I am on Debian 8.6 and have 1x 4 member RAID6 2TB size in effect. Apart from backup system I now need to decide what filesystem to use.
The purpose of this array is reliability, availability, and the possibility to recover deleted files.
The mature (and not stale) choices are basically ext4 and xfs. Redhat like XFS for it's scalability, performance. I have nothing against it but ext4 is more commonly used and hence slightly better understood (community documentation like StackExchange).
Don't expect to recover unlinked files.
There used to be an undeleter for linux ext2. There isn't one that works for modern filesystems, in my experience.
(When the FAT filesystem on your camera breaks with much-wanted photos on it - or you accidentally delete all -
photorec is amazing. It works for many document types, not just photos. But you don't want to run it the server of a small business, it can't exclude files which are not deleted and it can't tell the filename).

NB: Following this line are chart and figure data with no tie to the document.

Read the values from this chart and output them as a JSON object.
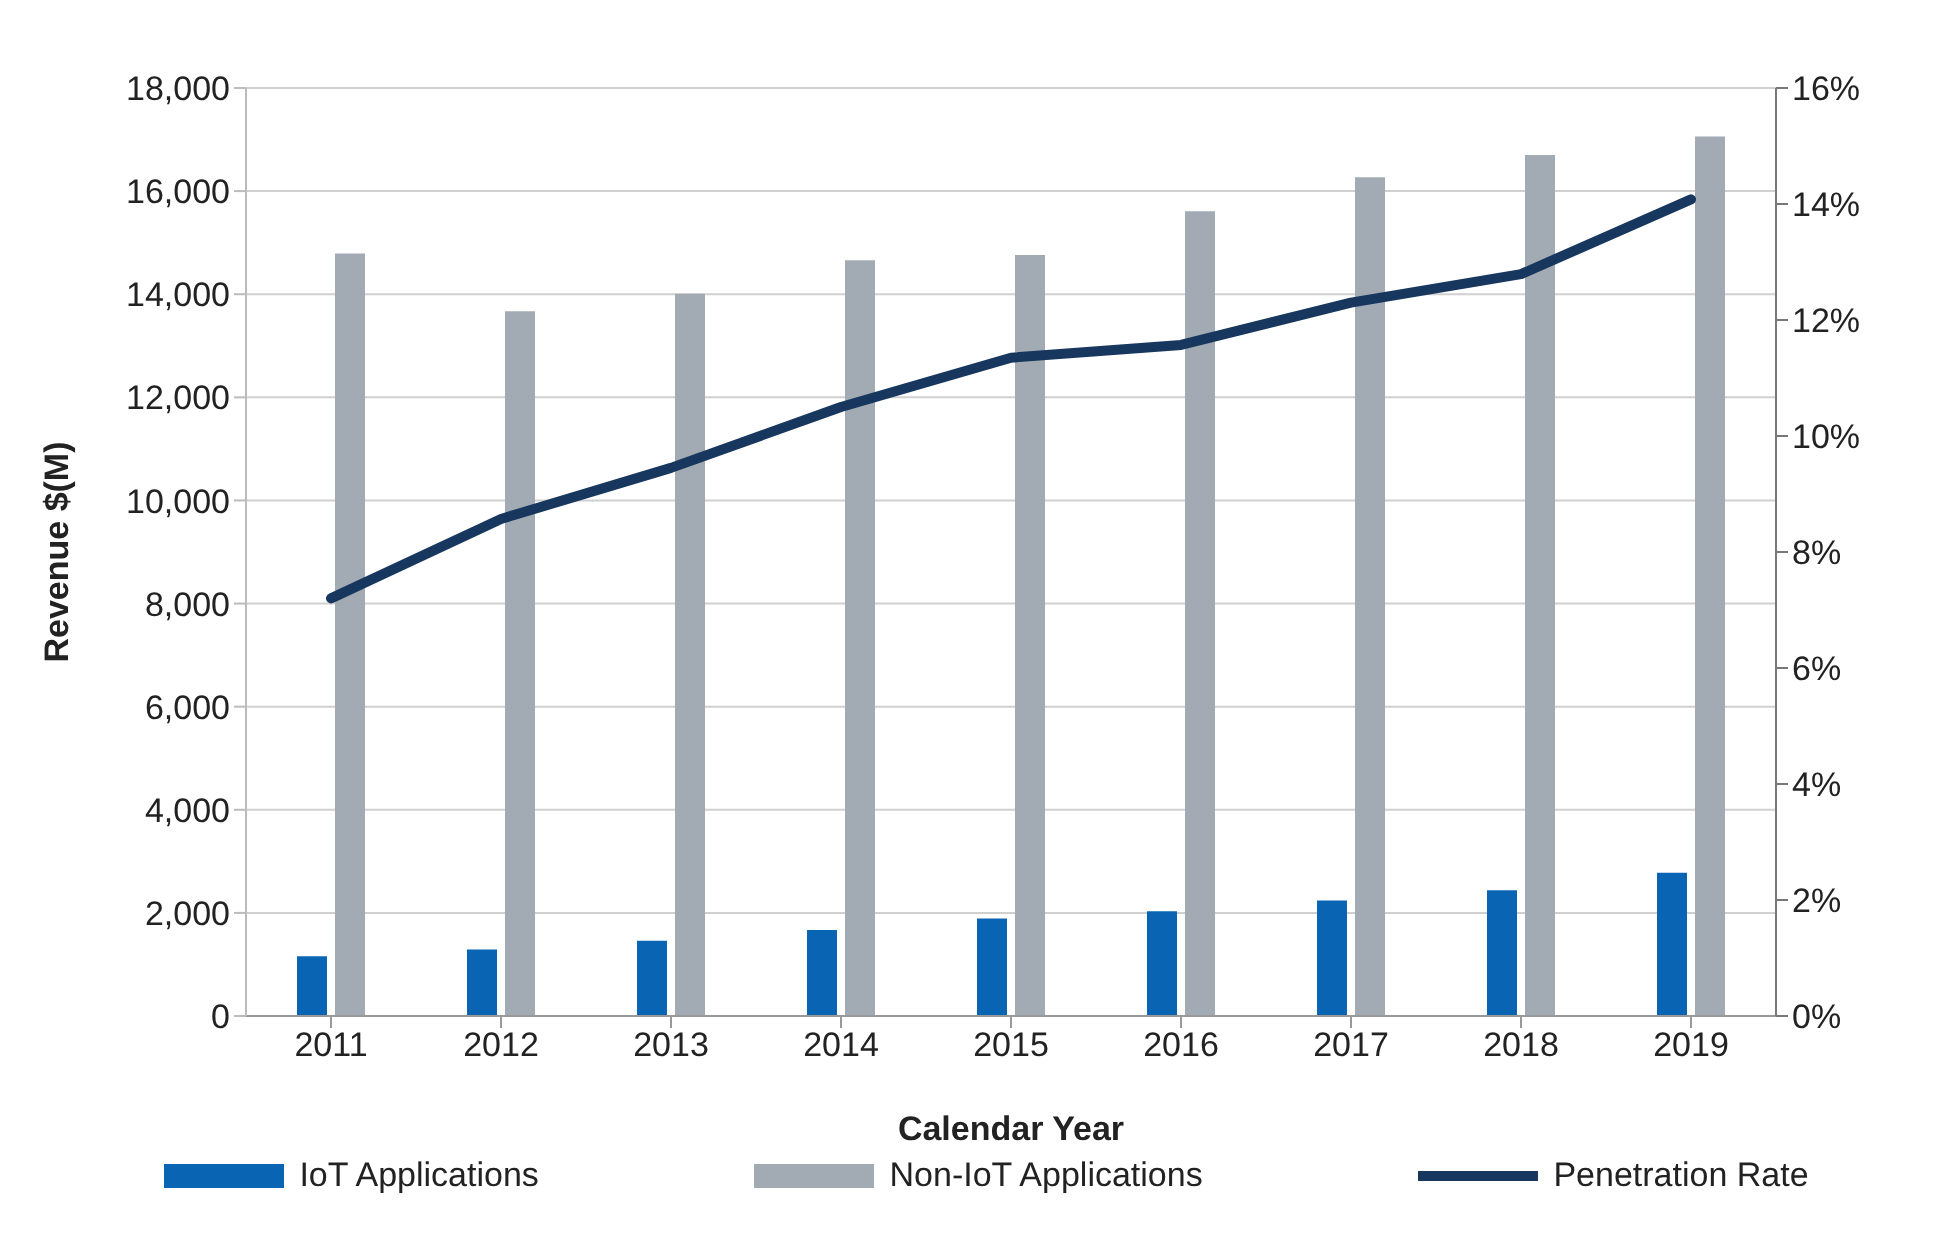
{
  "chart_data": {
    "type": "bar",
    "xlabel": "Calendar Year",
    "ylabel": "Revenue $(M)",
    "categories": [
      "2011",
      "2012",
      "2013",
      "2014",
      "2015",
      "2016",
      "2017",
      "2018",
      "2019"
    ],
    "series": [
      {
        "name": "IoT Applications",
        "color": "#0a64b4",
        "values": [
          1160,
          1290,
          1460,
          1670,
          1890,
          2030,
          2240,
          2440,
          2780
        ]
      },
      {
        "name": "Non-IoT Applications",
        "color": "#a2abb3",
        "values": [
          14790,
          13670,
          14010,
          14660,
          14760,
          15610,
          16270,
          16700,
          17060
        ]
      },
      {
        "name": "Penetration Rate",
        "type": "line",
        "axis": "y2",
        "color": "#17375e",
        "values": [
          7.2,
          8.57,
          9.45,
          10.5,
          11.35,
          11.57,
          12.3,
          12.79,
          14.08
        ]
      }
    ],
    "ylim": [
      0,
      18000
    ],
    "yticks": [
      {
        "value": 0,
        "label": "0"
      },
      {
        "value": 2000,
        "label": "2,000"
      },
      {
        "value": 4000,
        "label": "4,000"
      },
      {
        "value": 6000,
        "label": "6,000"
      },
      {
        "value": 8000,
        "label": "8,000"
      },
      {
        "value": 10000,
        "label": "10,000"
      },
      {
        "value": 12000,
        "label": "12,000"
      },
      {
        "value": 14000,
        "label": "14,000"
      },
      {
        "value": 16000,
        "label": "16,000"
      },
      {
        "value": 18000,
        "label": "18,000"
      }
    ],
    "y2lim": [
      0,
      16
    ],
    "y2ticks": [
      {
        "value": 0,
        "label": "0%"
      },
      {
        "value": 2,
        "label": "2%"
      },
      {
        "value": 4,
        "label": "4%"
      },
      {
        "value": 6,
        "label": "6%"
      },
      {
        "value": 8,
        "label": "8%"
      },
      {
        "value": 10,
        "label": "10%"
      },
      {
        "value": 12,
        "label": "12%"
      },
      {
        "value": 14,
        "label": "14%"
      },
      {
        "value": 16,
        "label": "16%"
      }
    ],
    "grid": "y",
    "legend": "bottom",
    "marker": "none",
    "line_style": "solid"
  }
}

New-fangled copy-on-write filesystems can carry historical snapshots, allowing recovery if you delete a file that existed in the last snapshot. But:
btrfs is not considered stable in Debian. (Everyone tells you to use the latest upstream kernel for btrfs, or possibly a distribution like SUSE where they were backporting fixes). btrfs' nascent native raid5/6 code was recently discovered to be broken and AFAIK still needs rewriting.
ZFS would be a valid solution. But since you don't mention it yourself, I would not suggest it. It is not even included in Debian. ZFS is kind of its own thing... it even has it's own weird cache system separate from the normal Linux VFS.
This might not be the answer you want to hear but... As far as I know, there is currently no filesystem that can recover deleted files in a reliable way. I say "reliable" because I know there are tools available that claim do this, to some extent.
The only foolproof way to recover accidentally deleted files is via backups.
My suggestion is that you, instead of looking for a filesystem that can recover files, make sure that you know which data you want to back up, and do so regularly using whatever tool suits you best (I rely heavily on
rsync but there are plenty of other backup tools available).